Robin pressed his number.
‘What’s happened?’
‘I thought you’d still be asleep. Where are you?’
‘Charing Cross Road.’
‘The hell are you doing up so early?’ said Strike.
‘Couldn’t sleep,’ said Robin.
‘Know the feeling,’ said Strike. He’d taken a taxi back to Harlesden to pick up his car, deposited it in the usual garage, headed back to the office, and then, struck by an idea and feeling far too awake to go to bed, had spent the ensuing hours going back over the silver vault file.
‘Where are you?’ asked Robin, who could hear background chat and clinking.
‘Dunno,’ said Strike. ‘Where am I? Hang on… Little Portland Café on Little Portland Street. I’m having a full English. Didn’t have any dinner.’
‘D’you want some company?’
‘Yeah, if it’s you,’ said Strike and, tired and miserable though Robin was, she felt a flicker of comfort at these words.
‘OK, I’ll see you there.’
Shortly before she arrived at the café, she received another text from her boyfriend.
Please just call me.
Another wave of anger and guilt washed over Robin. She needed to decide what she was going to say before she responded to Murphy.
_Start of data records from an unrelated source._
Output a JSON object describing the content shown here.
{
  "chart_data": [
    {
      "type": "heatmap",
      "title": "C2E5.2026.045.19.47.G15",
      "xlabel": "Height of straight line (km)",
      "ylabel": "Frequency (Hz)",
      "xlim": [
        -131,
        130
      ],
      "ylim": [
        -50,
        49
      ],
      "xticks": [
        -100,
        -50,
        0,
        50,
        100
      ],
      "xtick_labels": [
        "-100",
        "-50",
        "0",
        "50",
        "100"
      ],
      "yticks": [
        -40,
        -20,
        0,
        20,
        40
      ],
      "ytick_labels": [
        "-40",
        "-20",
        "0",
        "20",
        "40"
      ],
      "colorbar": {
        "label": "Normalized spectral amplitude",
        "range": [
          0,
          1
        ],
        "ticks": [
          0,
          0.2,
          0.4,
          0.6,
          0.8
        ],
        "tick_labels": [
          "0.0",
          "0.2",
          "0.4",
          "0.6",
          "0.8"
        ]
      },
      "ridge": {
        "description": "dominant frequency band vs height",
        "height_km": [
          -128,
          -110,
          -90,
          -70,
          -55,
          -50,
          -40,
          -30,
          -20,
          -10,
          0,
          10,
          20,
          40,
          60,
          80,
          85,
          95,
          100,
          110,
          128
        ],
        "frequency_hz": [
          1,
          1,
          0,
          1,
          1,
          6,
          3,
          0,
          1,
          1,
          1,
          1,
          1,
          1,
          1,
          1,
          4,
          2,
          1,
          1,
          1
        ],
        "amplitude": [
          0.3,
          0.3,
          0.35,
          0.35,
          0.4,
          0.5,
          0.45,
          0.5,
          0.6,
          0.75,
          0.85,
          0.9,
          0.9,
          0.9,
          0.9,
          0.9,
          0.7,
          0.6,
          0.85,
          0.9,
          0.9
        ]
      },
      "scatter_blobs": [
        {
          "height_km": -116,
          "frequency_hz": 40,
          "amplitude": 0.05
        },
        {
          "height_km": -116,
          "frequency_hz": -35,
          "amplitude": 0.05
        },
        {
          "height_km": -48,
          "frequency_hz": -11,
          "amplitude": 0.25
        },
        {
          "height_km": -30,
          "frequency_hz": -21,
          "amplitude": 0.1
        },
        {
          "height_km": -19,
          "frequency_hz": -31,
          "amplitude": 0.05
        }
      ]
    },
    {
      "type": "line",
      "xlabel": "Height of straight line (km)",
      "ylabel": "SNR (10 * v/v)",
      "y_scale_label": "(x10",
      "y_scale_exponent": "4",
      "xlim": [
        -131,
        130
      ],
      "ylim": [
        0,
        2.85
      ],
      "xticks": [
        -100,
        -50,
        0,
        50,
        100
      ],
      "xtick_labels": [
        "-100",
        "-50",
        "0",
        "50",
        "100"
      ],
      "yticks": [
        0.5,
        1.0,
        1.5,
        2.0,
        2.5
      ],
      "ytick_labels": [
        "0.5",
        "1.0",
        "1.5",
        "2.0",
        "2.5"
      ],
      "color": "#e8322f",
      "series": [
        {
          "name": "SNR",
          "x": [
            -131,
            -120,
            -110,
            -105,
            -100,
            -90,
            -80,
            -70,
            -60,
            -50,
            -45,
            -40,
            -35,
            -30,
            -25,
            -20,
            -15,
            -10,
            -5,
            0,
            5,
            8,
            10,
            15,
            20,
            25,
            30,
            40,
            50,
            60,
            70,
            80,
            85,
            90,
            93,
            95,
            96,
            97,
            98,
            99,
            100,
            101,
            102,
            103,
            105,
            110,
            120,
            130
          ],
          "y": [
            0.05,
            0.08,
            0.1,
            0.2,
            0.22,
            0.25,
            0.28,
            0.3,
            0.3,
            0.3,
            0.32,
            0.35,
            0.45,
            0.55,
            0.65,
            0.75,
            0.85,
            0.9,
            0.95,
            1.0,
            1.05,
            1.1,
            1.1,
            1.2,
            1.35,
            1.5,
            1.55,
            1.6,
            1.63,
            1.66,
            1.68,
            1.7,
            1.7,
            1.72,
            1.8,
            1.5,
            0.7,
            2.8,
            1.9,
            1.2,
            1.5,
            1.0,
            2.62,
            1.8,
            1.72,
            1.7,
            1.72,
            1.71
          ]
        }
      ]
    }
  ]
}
She currently had no idea.
When she entered the café, an old-fashioned greasy spoon, where the air was thick with the smell of bacon fat and frying eggs, she saw Strike at a corner table looking as she felt: exhausted and slightly unkempt.
‘What’s happened?’ Robin asked, dropping into the seat opposite him.
‘You all right?’ Strike asked, because Robin looked very pale and tired.
‘Fine,’ said Robin.
She had no intention of telling Strike about Murphy’s drinking: she felt too much loyalty to her boyfriend for that.
‘Want to eat something while I tell you?’
‘Actually,’ said Robin, who hadn’t had breakfast, ‘yes.’
She ordered tea and a bacon roll, and when the waiter had departed, Strike filled her in on his overnight activities, starting with Barnaby’s, moving through the discovery of two corpses, and concluding with his arrest, interview and release without charge, by which time Robin’s roll and mug of tea had arrived, and her mouth was hanging open.
‘Oh – my –God.’
‘Yeah,’ said Strike. ‘And there’s more. Iverson asked me whether our client has been pregnant or had a kid recently.’
Robin’s hand flew to her mouth, exactly as Fiona Freeman’s had, when Robin had told her she’d been caught on camera putting the cipher note through the agency’s door.
‘Apparently,’ Strike continued, ‘Wright told one of the upstairs neighbours that his girlfriend was expecting.’
‘Oh no,’ Robin whispered, through her fingers.
‘He could’ve been bullshitting,’ said Strike, who’d expected this reaction.